Man Utd’s new football manager learned to be a football manager in Football Manager

In the late 1990s and early 2000s, Manchester United enjoyed a run of form in the Premier League that few teams could even hold a candle to. Sadly for the team’s fans, however, losing legendary manager Sir Alex Ferguson in 2013 saw something of a dip in quality, as the club cycled through four managers in just a few years.

After the departure of Jose Mourinho earlier this year, former Manchester United and Norway player Ole Gunnar Solskjaer was drafted in as caretaker manager, despite his only previous Premier League experience being a short-lived and unsuccessful period at Cardiff City. Solskjaer’s arrival, however, seems to have reversed United’s fortune, with a nine-game unbeaten run. And it’s all thanks to Football Manager.

In an interview with Norwegian newspaper Dagbladet in 2013 ( which you can check out below, via Kotaku), Solskjaer said that during his time as a player, he would relax by playing games like Football Manager, and that through them “I have learned a lot about football, I have learned a lot about players.”

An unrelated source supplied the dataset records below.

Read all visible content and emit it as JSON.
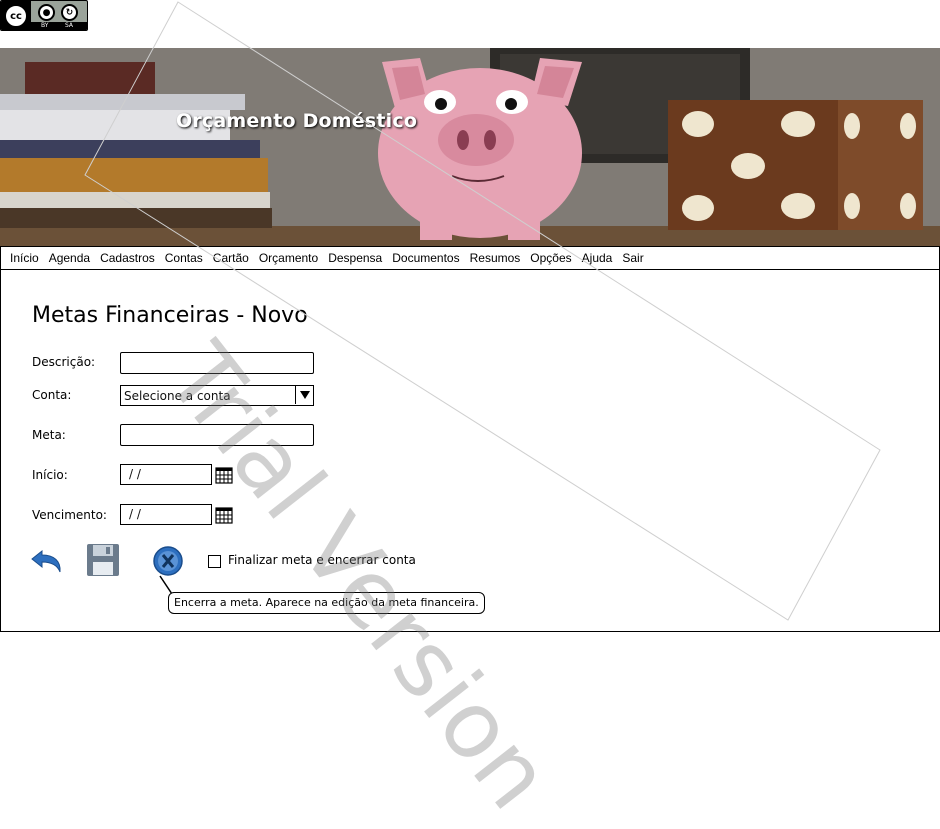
{
  "license_badge": {
    "label_by": "BY",
    "label_sa": "SA",
    "cc_text": "cc"
  },
  "banner": {
    "title": "Orçamento Doméstico"
  },
  "nav": {
    "items": [
      "Início",
      "Agenda",
      "Cadastros",
      "Contas",
      "Cartão",
      "Orçamento",
      "Despensa",
      "Documentos",
      "Resumos",
      "Opções",
      "Ajuda",
      "Sair"
    ]
  },
  "form": {
    "title": "Metas Financeiras - Novo",
    "descricao": {
      "label": "Descrição:",
      "value": ""
    },
    "conta": {
      "label": "Conta:",
      "selected": "Selecione a conta"
    },
    "meta": {
      "label": "Meta:",
      "value": ""
    },
    "inicio": {
      "label": "Início:",
      "value": " / /"
    },
    "vencimento": {
      "label": "Vencimento:",
      "value": " / /"
    },
    "finalizar_label": "Finalizar meta e encerrar conta",
    "finalizar_checked": false
  },
  "tooltip": {
    "text": "Encerra a meta. Aparece na edição da meta financeira."
  },
  "watermark": {
    "text": "Trial Version"
  },
  "colors": {
    "icon_blue": "#2d6fbf",
    "save_gray": "#6b7b8c",
    "accent_pink": "#e6a3b4"
  }
}
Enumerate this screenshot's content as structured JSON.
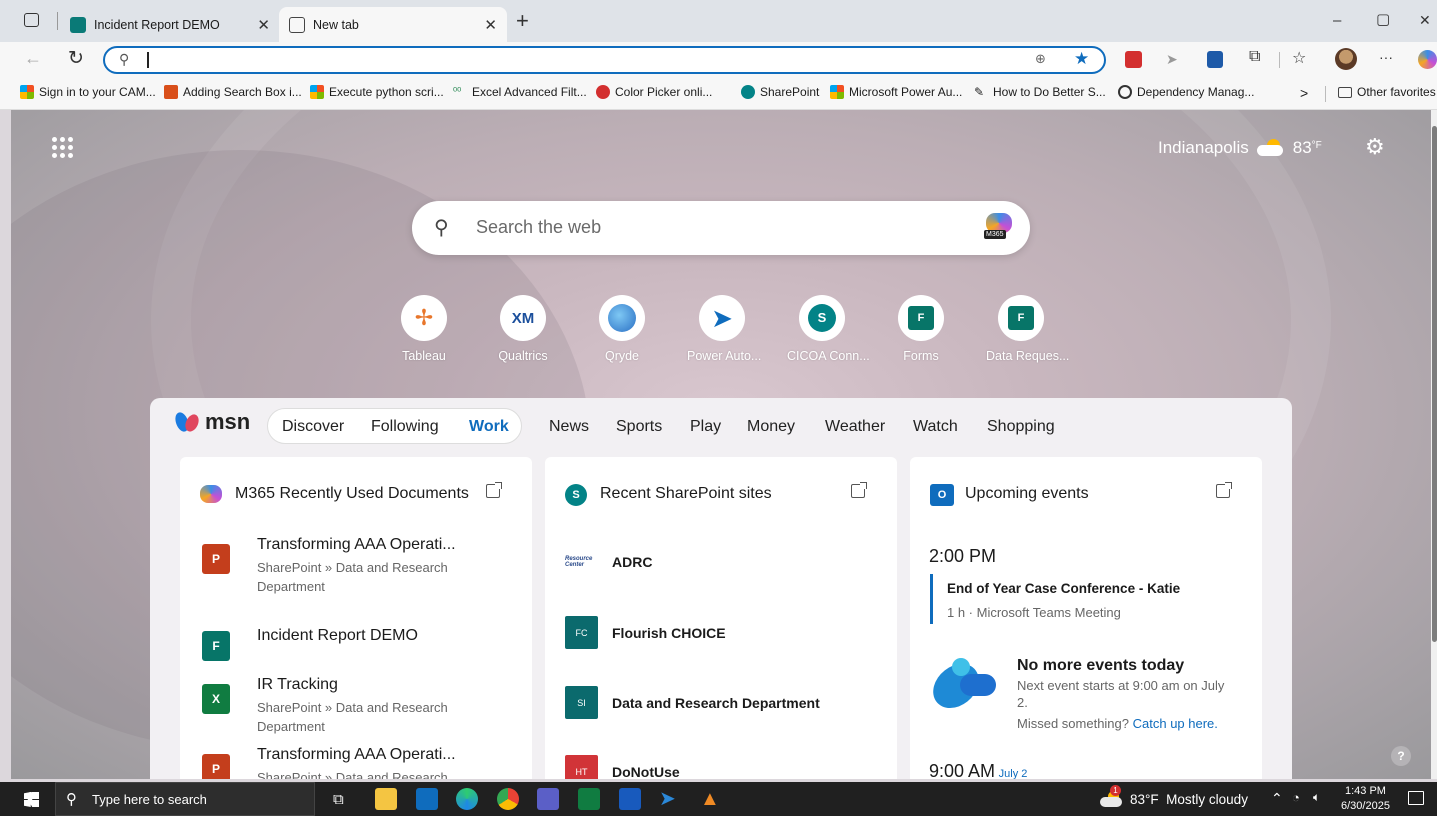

When he was younger, Solskjaer says “I didn’t care about the games where you play the matches yourself,” like FIFA. “I was in manager mode.” His virtual management career began on the Commodore 64 at the age of seven, with retro management sim The Boss.

In the interview, which you can check out in the video above, Solskjaer says that many of his players (the interview was conducted while he was managing Norwegian club Molde) played both FIFA and Football Manager, and that he felt “it helps them understand football better.”

Back of the net: Check out our Football Manager 2019 review

Whether being manager of one of the biggest clubs in the world still affords Solskjaer the time to play Football Manager isn’t clear. But given his recent successful run, I’d say the real thing might be more fun than its virtual counterpart.